Edité par CCSD ; Wiley -

International audience. Beyond the local abundance of species, their functional trait distinctiveness is now recognized as a key driver of community dynamics and ecosystem functioning. Yet, since the functional distinctiveness of a species is always relative to a given species pool, a species distinct at regional scale might not necessarily be distinct at local or community scale, and reciprocally. To assess the importance of scale (i.e. the definition of a species pool) when quantifying the functional distinctiveness of species, and how it might distort the ecological conclusions derived from it, we quantified trait distinctiveness of 1350 plant species at regional, local and community scales over ca 88 000 grassland plots in France. We measured differences in functional distinctiveness of species between regional (mainland France), local (10 × 10 km cell) and community (10 × 10 m plot) scale, and tested the influence of environmental predictors (climate and nitrogen input) and contexts (environmental distinctiveness, frequency and heterogeneity) on these variations.
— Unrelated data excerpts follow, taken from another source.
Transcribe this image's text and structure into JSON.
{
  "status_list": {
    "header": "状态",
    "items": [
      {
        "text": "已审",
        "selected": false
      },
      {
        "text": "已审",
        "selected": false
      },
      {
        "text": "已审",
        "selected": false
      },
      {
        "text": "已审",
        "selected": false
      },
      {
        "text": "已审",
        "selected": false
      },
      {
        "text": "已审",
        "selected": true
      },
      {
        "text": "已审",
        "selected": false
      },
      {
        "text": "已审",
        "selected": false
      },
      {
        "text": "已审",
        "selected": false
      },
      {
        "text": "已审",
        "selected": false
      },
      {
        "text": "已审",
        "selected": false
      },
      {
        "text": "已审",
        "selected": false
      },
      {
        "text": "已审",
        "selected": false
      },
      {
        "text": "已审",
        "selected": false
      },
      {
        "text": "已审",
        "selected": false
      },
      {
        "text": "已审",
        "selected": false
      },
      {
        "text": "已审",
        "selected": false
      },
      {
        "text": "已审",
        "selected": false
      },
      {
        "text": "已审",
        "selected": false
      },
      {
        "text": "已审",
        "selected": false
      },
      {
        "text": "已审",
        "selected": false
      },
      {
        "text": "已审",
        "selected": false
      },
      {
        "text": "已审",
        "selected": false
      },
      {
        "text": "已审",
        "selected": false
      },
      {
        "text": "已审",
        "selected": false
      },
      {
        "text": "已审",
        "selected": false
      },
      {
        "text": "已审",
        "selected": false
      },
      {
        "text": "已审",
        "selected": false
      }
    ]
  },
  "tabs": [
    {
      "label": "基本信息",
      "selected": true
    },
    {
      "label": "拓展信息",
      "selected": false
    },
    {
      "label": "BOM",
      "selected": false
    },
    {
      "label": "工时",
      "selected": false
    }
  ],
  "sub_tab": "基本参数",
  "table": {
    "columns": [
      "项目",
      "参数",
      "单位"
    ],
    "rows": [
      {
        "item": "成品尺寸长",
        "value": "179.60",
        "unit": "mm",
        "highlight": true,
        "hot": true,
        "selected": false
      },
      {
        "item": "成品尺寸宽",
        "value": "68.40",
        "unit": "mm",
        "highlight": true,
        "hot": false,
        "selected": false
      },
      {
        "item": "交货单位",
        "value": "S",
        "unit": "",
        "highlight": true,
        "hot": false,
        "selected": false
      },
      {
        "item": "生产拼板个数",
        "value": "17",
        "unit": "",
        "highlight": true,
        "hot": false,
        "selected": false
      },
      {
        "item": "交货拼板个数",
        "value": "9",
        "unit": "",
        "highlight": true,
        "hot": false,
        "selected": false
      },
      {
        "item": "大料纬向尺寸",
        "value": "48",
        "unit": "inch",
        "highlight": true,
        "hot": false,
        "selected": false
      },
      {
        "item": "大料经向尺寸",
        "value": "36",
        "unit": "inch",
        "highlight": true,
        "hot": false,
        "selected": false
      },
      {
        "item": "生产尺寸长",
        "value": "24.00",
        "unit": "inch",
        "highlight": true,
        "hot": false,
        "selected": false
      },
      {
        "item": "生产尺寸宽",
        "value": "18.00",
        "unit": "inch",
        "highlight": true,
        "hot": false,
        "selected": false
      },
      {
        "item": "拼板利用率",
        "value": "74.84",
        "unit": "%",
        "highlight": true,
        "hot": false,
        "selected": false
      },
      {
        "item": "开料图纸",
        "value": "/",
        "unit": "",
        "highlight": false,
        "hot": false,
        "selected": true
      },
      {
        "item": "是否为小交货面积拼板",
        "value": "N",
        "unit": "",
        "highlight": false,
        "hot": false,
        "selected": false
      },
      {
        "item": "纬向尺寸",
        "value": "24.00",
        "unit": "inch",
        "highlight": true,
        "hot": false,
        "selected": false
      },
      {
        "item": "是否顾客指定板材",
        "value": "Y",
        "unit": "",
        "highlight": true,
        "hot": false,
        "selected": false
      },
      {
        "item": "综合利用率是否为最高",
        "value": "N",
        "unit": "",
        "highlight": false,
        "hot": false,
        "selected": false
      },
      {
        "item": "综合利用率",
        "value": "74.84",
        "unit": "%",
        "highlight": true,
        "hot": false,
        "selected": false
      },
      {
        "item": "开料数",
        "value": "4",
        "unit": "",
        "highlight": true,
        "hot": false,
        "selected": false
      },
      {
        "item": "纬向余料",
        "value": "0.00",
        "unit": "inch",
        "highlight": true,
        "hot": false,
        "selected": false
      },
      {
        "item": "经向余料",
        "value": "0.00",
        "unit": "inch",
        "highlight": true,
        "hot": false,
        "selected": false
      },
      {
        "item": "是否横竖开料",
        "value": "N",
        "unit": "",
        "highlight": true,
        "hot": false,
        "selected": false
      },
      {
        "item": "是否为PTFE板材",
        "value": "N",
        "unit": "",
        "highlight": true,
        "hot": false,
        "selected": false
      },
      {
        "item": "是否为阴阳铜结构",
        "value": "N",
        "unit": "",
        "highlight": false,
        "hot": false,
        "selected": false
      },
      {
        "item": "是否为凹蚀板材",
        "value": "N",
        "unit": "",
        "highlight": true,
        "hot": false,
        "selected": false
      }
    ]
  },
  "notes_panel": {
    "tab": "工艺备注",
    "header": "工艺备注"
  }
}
In line with theoretical expectations, we found large variation in functional distinctiveness (in particular between regional and community scales) for many species, with a general tendency of lower distinctiveness at smaller scales. We also showed that nitrogen input – a key aspect of high land use intensity – and environmental frequency partly explained the differences between local and regional scale only. These results suggest the role played by environmental filtering on species distinctiveness at local scale, but the determinant of distinctiveness variations at community scale still need to be elucidated. Our study provides robust empirical evidence that measures of ecological originality are strongly scale-dependent. We urge ecologists to carefully consider the scale at which they measure distinctiveness, as ignoring scale dependencies could lead to biased (or even entirely wrong) conclusions when not considered at the scale of interest for the respective research question.